Grâce aux systèmes du jeu, Stephen a pu se projeter dans un monde différent, un monde fantastique ancré dans une réalité au potentiel cauchemardesque. Dans Firewatch aussi, il a été forcé de se fier à sa carte et à sa boussole, un jeu d’enfant pour un marcheur chevronné comme lui, mais un mécanisme du jeu entraînant son isolement et son autosuffisance. « J’ai eu tellement d’opportunités de me perdre, m’avoue-t-il en souriant. Et c’était un des réels plaisirs du jeu. »

The Flame in the Flood

Notre conversation touche à sa fin, une pluie diluvienne bat le jardin. Je demande à Stephen ce qu’il a ressenti avec ses premiers jeux. « N’oubliez pas d’où nous partions en terme de nouveautés comme la télévision. C’était assez récent, du moins dans mon enfance, de ne pas avoir de télévision, puis d’en avoir une en noir et blanc, et enfin en avoir une en couleur. La puissance informatique n’était rien comparée à celle d’aujourd’hui mais elle offrait ce cadre d’illusions et de rêves. »
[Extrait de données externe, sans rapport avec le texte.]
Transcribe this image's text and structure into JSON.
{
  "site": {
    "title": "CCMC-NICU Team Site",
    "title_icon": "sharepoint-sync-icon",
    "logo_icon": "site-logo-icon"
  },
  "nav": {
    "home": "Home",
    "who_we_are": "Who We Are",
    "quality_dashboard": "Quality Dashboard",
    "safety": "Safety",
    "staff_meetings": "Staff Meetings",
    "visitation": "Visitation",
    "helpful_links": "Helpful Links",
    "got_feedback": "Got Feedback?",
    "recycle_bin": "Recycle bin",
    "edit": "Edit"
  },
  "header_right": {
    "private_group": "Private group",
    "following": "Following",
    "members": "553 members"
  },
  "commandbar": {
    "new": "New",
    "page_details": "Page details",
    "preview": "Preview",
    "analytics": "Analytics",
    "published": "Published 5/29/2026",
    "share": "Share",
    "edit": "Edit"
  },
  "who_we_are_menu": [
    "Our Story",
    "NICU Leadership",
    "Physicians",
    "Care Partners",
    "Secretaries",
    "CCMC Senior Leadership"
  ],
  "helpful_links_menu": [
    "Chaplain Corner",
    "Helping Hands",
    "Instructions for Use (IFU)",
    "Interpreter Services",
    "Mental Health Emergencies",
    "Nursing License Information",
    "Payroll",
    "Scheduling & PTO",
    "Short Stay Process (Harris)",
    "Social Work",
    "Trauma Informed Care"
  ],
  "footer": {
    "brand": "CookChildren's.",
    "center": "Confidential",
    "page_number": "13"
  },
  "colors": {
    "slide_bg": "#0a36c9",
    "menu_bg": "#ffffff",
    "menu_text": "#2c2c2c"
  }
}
« Je pense que c’était comme un songe de ce que le futur pourrait être. » A ce moment précis, je suis surprise par la similitude de notre raisonnement. Comme Stephen dans les années 80, je suis fascinée par les possibilités des jeux vidéo. À l'époque, on représentait des arbres avec 24 pixels. Aujourd'hui, nous avons accès à des mondes entiers, des villes numériques imitant nos angoisses sociales et des écosystèmes algorithmés. Comme Myst l’a fait pour Stephen, leur potentiel est irrésistible comme le chant des sirènes. Courir après ce potentiel pourrait bien être la plus grande des obsessions.